Sitting down from standing while the patient or relative is standing up, however, can feel awkward, and perhaps even threatening if they are particularly angry or aggressive.
If they are not seeming like they are going to sit down anytime soon, sometimes remaining standing and talking to the patient at this same level can be helpful. So long as you are not aggressive in your posture, this is ok. As you communicate with the patient further they may start to relax – you can then offer the patient a seat slightly further into the consultation.
If you are both seated to start and the patient then becomes angry and stands up, sometimes it is appropriate to remain seated in this situation, so as to not appear confrontational.
If you feel threatened by an angry patient or relative
Some patients or relatives can become very aggressive when they are angry. They may have issues controlling their emotions and behaviours.
Occasionally when communicating with patients we may feel there is a possible threat of violence. If this is the case you should remove yourself from the situation and prioritise your own safety. Positioning yourself between the door and the patient can be helpful in this sort of scenario (making sure you’re not blocking the exit for the patient).

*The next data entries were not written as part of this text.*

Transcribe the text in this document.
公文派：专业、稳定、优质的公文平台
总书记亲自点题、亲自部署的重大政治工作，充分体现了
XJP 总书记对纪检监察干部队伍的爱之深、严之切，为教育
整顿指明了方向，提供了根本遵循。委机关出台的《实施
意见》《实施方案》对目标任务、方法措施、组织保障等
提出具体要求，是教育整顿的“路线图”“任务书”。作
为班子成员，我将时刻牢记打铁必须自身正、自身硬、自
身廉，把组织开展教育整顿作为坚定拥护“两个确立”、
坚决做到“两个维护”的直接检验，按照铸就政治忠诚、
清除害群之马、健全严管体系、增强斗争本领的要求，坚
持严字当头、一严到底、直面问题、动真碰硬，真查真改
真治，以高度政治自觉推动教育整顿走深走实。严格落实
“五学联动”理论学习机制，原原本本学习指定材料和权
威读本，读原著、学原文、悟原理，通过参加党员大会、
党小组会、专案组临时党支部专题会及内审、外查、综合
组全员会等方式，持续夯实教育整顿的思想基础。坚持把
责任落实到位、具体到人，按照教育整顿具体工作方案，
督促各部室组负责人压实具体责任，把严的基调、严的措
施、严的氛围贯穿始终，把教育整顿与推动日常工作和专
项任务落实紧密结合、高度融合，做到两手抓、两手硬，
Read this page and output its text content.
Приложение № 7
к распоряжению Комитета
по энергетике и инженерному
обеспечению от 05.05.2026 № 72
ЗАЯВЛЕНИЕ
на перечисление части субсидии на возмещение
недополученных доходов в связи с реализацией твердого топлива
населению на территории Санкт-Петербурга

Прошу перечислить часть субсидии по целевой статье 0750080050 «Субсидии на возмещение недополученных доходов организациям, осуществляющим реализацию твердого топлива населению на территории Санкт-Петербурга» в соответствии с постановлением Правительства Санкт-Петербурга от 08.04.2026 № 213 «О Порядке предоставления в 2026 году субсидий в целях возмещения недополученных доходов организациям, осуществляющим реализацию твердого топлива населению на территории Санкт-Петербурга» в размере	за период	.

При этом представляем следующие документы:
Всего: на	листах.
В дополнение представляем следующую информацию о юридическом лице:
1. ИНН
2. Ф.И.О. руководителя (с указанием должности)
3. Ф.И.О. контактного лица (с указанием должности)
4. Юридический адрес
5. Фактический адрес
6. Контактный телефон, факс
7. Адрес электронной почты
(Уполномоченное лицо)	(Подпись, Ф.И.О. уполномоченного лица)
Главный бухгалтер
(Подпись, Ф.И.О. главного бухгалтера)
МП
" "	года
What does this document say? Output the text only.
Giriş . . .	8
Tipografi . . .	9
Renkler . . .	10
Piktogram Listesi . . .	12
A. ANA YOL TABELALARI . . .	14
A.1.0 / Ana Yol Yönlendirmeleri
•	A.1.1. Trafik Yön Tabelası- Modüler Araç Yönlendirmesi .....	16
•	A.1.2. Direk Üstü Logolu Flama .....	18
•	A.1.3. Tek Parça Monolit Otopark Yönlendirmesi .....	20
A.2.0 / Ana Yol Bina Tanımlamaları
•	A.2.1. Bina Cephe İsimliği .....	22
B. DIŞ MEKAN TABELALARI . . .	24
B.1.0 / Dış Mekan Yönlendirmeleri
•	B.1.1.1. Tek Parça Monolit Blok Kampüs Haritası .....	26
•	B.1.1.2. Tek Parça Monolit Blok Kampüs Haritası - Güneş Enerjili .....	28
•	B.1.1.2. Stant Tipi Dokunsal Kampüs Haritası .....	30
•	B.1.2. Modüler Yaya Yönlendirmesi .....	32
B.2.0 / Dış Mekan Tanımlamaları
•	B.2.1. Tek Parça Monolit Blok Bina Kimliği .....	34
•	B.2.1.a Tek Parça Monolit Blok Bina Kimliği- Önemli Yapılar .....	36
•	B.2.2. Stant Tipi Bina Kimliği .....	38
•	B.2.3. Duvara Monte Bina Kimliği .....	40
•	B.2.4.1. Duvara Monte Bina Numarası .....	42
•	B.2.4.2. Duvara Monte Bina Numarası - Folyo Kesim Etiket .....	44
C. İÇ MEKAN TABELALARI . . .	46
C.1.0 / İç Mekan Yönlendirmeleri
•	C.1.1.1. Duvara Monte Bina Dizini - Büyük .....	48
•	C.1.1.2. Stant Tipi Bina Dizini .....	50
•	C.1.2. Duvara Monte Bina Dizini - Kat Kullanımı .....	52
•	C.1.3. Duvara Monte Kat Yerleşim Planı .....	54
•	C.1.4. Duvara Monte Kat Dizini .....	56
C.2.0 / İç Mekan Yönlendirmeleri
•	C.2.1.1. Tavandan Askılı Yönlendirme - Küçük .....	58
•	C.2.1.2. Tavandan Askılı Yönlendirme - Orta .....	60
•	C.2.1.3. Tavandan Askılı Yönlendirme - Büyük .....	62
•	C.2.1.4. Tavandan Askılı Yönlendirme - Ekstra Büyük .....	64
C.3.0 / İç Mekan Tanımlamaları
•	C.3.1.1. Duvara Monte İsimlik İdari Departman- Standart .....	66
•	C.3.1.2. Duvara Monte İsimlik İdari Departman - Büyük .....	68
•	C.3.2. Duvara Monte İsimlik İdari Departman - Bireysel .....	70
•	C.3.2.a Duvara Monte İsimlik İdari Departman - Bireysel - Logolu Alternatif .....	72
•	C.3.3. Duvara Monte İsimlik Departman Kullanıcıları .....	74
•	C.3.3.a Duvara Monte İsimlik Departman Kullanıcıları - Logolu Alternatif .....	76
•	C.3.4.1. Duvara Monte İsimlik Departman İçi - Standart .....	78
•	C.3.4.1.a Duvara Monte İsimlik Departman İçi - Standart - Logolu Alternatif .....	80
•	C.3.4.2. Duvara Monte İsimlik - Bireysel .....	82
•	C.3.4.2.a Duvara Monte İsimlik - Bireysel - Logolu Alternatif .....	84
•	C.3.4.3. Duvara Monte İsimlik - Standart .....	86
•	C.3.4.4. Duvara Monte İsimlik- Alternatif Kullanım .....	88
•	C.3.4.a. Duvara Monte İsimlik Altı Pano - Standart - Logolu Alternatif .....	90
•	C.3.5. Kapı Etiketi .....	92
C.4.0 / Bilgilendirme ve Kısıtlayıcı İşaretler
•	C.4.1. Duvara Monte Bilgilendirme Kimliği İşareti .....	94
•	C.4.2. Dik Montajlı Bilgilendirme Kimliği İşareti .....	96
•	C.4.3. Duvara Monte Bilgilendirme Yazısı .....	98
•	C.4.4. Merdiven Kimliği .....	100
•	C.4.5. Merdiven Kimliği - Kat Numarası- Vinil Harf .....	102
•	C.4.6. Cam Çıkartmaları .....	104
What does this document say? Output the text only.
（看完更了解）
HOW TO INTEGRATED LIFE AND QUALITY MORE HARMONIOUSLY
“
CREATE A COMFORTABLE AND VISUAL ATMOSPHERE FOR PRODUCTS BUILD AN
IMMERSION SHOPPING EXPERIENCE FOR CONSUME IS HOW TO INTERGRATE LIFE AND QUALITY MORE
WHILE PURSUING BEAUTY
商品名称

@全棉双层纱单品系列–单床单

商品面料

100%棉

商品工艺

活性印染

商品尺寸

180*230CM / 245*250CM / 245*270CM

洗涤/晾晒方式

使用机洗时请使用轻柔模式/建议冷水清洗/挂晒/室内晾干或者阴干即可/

Avoid any sort of physical confrontation with the patient/relative. If you can see the conversation escalating, or witness the patient or relative become angrier or start to lose control, act before it’s too late. Make an excuse and leave if you have to.
Your colleague is to blame
You may encounter a situation where your colleague(s) have made an error and the patient/relative wishes to blame them. They may even start to speak about them badly in front of you.
In this situation, try not to get too defensive about your colleague. The patient may be legitimately angry. Use neutral phrases so as not to share your personal opinion about your colleague’s performance. Try not to encourage the patient to be abusive.
Phrases such as ‘I’m so sorry this happened’ may be useful in these scenarios.
Ideally, the colleague who made the mistake should be apologizing to the patient directly, so any anger or questions can be dealt with in a conversation directly between the two of them.
The patient/relative is still very angry despite your best efforts
Sometimes despite our best efforts and excellent communication skills, patients may remain very angry. It may even be unreasonable to expect to diffuse someone’s anger in one conversation, depending on the situation. Anger and other intense emotions take time to dissipate.
The patient/relative wishes to file a complaint
First, explore why the patient or relative wishes to file a complaint. This can be helpful as the issue can perhaps be dealt with on the spot. However sometimes regardless of the conversations, patients and/or relatives may wish (and are entitled to), file a complaint.
It is your duty to ensure that any patient or relative that wishes to file a complaint is given the information to do so (e.g. providing them with the contact details for the Patient Advice and Liaison Service (PALS)).
You are allowing the patient/relative to ‘vent’ and they are making themselves angrier (interruption can be helpful)
Sometimes we can see the patient is winding themselves up as they are venting at you – becoming angrier and angrier, with their emotions spiralling out of control. If this is the case, a gentle interruption can be helpful. Ensure the interruption includes an apology and/or empathy. You might use a phrase like ‘I’m so sorry to interrupt you – I can see that this has made you very upset. I’m so sorry this has happened. Is there anything I can do to help?’.
Don’t ignore how you feel
Remember dealing with conflict can be difficult and can contribute significantly to our own stress levels. Be mindful of how the interaction made you feel and take the necessary steps you need to relax. This might include talking to a colleague or taking a short break from the clinical environment.